Explications freudiennes de l’antisémitisme de son temps :

  • « Le malheureux peuple juif qui continua à nier avec sa ténacité habituelle le meurtre du père a payé cher pour cela dans le cours des temps. On ne cessa de lui jeter ce reproche : Vous avez tué notre dieu. »
  • « Le reproche fait au Juifs d’être étrangers au pays (alors même qu’) en beaucoup de lieux, aujourd’hui dominés par l’antisémitisme, les Juifs appartiennent aux parties les plus anciennes de la population, où il étaient même avant les habitants actuels. »
  • « Le fait qu’ils vivent le plus souvent en tant que minorités parmi les autres peuples car le sentiment de communauté des masses a besoin de se compléter avec l’hostilité contre une minorité extérieure à elles, et la faiblesse numérique de ces exclus incite à l’oppression. »
  • « (Le fait) qu’ils soient (…) différents de leurs peuples d’accueil, (…) héritiers de la civilisation méditerranéenne. »
  • « (Le fait) qu’ils défient toutes les oppressions, que les plus cruelles persécutions n’ont pas réussi à les exterminer. »
  • « (Le fait) qu’ils montrent (…) la capacité de s’affirmer dans la vie économique et, là où on les y autorise, celle d’apporter des contributions de valeur à toutes les activités culturelles. »
  • « La jalousie à l’égard du peuple qui se donna pour l’enfant premier-né, favori de Dieu le Père, n’est pas surmontée chez les autres, comme s’ils avaient ajouté foi à cette prétention. »
  • « La circoncision a toujours produit une impression déplaisante, inquiétante (…) parce qu’elle rappelle la castration redoutée et touche ainsi à un fragment du passé primitif qu’on oublie volontiers. »
  • « Tous les peuples qui s’adonnent aujourd’hui à l’antisémitisme ne sont devenus chrétiens que tardivement et y furent souvent obligés par une contrainte sanglante. (…) Sous une mince teinture de christianisme, ils sont restés ce qu’étaient leurs ancêtres, épris d’un polythéisme barbare. Ils n’ont pas surmonté leur aversion contre la religion nouvelle (le monothéisme) (…) mais ils l’ont déplacée sur la source d’où leur est venu le christianisme (le judaïsme). (…) Leur antisémitisme est au fond de l’anti-christianisme. »

E. – DIFFICULTÉS :

« La religion mahométane (…) apparaît comme une répétition abrégée de la fondation de la religion juive, dont elle se manifesta comme une imitation. (…) Le Prophète eut d’abord l’intention d’adapter intégralement le judaïsme pour lui et son peuple. La récupération du seul grand Père primitif produisit chez les Arabes un extraordinaire accroissement de leur conscience d’eux-mêmes, qui conduisit à des grands succès temporels mais s’épuisa aussi avec eux. (…) Mais le développement intérieur de la nouvelle religion s’arrêta bientôt, peut-être parce qu’il manquait l’approfondissement que produisit, dans le cas du peuple juif, le meurtre du fondateur de la religion. »

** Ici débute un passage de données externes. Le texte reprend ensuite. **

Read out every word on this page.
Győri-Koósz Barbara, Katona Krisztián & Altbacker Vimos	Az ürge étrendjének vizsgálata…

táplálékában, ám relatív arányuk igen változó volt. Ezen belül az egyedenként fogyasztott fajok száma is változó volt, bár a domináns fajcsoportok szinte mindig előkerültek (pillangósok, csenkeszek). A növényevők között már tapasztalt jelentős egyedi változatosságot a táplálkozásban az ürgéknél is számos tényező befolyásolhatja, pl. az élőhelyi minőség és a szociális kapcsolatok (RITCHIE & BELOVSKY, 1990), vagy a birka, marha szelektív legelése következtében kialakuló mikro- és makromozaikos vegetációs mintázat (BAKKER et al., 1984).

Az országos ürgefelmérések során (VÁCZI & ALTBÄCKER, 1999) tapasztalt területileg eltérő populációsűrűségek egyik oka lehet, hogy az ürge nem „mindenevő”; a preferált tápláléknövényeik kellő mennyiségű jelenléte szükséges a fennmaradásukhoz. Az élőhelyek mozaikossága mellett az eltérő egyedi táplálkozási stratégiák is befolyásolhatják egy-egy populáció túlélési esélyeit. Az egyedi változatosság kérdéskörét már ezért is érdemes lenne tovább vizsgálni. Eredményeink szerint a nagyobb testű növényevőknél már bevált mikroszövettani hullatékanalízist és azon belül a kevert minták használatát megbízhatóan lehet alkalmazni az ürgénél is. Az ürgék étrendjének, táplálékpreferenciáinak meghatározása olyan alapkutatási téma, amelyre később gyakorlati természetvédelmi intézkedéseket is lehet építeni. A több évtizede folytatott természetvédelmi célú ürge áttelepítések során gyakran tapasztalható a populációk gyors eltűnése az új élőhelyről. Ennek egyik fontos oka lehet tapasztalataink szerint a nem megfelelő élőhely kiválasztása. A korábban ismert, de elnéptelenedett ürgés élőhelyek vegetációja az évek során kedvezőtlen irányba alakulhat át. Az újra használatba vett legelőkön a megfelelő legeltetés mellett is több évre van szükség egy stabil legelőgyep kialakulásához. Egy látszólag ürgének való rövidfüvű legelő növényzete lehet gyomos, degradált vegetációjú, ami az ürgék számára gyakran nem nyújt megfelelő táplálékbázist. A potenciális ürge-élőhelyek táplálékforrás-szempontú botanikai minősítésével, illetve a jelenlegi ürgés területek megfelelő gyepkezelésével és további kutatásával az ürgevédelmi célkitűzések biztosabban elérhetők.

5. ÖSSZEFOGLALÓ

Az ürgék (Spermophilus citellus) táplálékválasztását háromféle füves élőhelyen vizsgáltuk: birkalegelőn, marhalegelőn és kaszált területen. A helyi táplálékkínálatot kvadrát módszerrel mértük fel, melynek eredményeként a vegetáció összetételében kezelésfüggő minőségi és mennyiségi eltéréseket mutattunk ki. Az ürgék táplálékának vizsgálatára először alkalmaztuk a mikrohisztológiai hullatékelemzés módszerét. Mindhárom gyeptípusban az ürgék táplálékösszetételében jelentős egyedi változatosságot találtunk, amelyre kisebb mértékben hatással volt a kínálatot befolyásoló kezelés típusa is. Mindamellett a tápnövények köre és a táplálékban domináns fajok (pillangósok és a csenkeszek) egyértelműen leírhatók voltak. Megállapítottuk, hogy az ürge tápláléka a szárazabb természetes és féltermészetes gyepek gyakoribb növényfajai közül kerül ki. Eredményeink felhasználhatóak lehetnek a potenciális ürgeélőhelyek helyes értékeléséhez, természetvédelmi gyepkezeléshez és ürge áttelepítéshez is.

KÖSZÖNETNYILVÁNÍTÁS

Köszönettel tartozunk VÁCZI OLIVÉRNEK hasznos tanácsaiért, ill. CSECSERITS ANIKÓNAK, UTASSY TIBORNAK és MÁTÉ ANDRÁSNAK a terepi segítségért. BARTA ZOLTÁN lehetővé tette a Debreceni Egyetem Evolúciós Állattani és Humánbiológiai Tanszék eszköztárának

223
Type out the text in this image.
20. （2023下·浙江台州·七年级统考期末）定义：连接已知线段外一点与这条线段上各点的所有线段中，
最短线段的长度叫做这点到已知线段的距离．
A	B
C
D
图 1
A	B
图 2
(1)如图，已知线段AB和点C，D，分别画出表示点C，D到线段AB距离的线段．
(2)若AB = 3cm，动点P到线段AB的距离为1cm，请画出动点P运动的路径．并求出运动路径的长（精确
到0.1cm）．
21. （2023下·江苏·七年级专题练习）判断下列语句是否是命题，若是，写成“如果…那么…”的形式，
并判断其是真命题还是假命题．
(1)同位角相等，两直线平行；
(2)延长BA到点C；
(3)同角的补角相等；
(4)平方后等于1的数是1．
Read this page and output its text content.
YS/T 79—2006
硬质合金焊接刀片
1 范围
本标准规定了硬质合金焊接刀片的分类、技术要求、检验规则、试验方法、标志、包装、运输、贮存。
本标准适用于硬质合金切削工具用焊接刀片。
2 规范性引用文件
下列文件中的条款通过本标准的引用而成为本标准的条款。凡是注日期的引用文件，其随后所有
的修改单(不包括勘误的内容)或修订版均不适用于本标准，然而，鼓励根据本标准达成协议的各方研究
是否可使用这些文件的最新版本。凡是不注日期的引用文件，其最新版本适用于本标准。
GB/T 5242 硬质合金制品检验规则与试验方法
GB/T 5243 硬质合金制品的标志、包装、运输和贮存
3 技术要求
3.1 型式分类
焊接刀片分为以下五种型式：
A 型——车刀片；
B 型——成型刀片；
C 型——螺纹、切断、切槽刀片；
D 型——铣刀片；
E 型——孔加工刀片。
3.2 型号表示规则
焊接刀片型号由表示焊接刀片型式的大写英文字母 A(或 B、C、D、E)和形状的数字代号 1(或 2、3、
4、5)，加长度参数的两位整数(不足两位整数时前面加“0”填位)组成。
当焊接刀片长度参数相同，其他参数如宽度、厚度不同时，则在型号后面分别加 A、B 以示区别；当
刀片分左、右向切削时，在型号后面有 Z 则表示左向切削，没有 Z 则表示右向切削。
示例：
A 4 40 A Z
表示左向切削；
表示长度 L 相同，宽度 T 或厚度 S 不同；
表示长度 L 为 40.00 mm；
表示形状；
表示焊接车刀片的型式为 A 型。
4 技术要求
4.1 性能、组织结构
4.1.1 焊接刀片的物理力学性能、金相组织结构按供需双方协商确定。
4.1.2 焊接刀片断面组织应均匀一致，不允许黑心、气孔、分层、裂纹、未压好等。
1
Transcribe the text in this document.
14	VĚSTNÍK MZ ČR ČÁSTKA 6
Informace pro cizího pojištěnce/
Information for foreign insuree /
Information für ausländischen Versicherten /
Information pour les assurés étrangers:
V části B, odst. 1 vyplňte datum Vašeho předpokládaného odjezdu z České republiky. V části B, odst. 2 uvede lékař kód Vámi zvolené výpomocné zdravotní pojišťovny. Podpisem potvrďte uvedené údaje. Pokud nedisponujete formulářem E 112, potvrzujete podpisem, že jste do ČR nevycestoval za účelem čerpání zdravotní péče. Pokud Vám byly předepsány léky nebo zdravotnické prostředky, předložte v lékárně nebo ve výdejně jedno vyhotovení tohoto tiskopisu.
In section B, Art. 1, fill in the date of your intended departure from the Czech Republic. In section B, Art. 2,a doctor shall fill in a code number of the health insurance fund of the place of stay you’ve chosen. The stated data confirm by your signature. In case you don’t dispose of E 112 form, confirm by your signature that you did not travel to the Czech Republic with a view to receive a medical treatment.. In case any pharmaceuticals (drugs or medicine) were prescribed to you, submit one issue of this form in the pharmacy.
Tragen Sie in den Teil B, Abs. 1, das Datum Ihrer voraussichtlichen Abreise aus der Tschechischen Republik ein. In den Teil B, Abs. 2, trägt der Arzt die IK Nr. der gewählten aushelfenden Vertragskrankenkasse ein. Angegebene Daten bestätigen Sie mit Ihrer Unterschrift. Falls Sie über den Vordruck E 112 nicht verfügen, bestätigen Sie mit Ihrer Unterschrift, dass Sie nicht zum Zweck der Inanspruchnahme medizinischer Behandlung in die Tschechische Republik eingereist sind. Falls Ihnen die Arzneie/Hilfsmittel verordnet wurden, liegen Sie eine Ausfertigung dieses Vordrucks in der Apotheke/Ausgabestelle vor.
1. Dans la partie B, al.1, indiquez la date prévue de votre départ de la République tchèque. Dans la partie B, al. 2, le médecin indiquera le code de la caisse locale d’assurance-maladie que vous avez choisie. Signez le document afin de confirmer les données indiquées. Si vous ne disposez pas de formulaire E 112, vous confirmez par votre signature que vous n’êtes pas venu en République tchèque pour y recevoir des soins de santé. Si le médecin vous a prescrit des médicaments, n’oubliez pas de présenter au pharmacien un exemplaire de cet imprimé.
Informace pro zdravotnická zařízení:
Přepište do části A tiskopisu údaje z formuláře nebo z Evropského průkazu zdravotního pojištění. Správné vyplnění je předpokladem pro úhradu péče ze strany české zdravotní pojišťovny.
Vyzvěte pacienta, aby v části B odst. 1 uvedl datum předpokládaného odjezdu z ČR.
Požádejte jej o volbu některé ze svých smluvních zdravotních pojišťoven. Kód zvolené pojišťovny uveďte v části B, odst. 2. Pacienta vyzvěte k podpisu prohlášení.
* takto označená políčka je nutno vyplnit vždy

« La concordance entre l’individu et la masse est presque parfaite sur ce point ; dans les masses aussi l’impression du passé se conserve dans des traces mnésiques inconscientes. (…) Quelque chose peut-être oublié et se manifester à nouveau au bout d’un certains temps. L’oublié n’est pas effacé, mais seulement refoulé ; ses traces mnésiques (…) sont inconscientes. (…) Ce qui était refoulé jusque-là ne vient (pas) à la conscience franchement, sans modification ; il doit au contraire subir des déformations qui témoignent de l’influence de la résistance, pas entièrement surmontée, qui vient du contre-investissement, ou de l’influence modificatrice du vécu récent, ou des deux. »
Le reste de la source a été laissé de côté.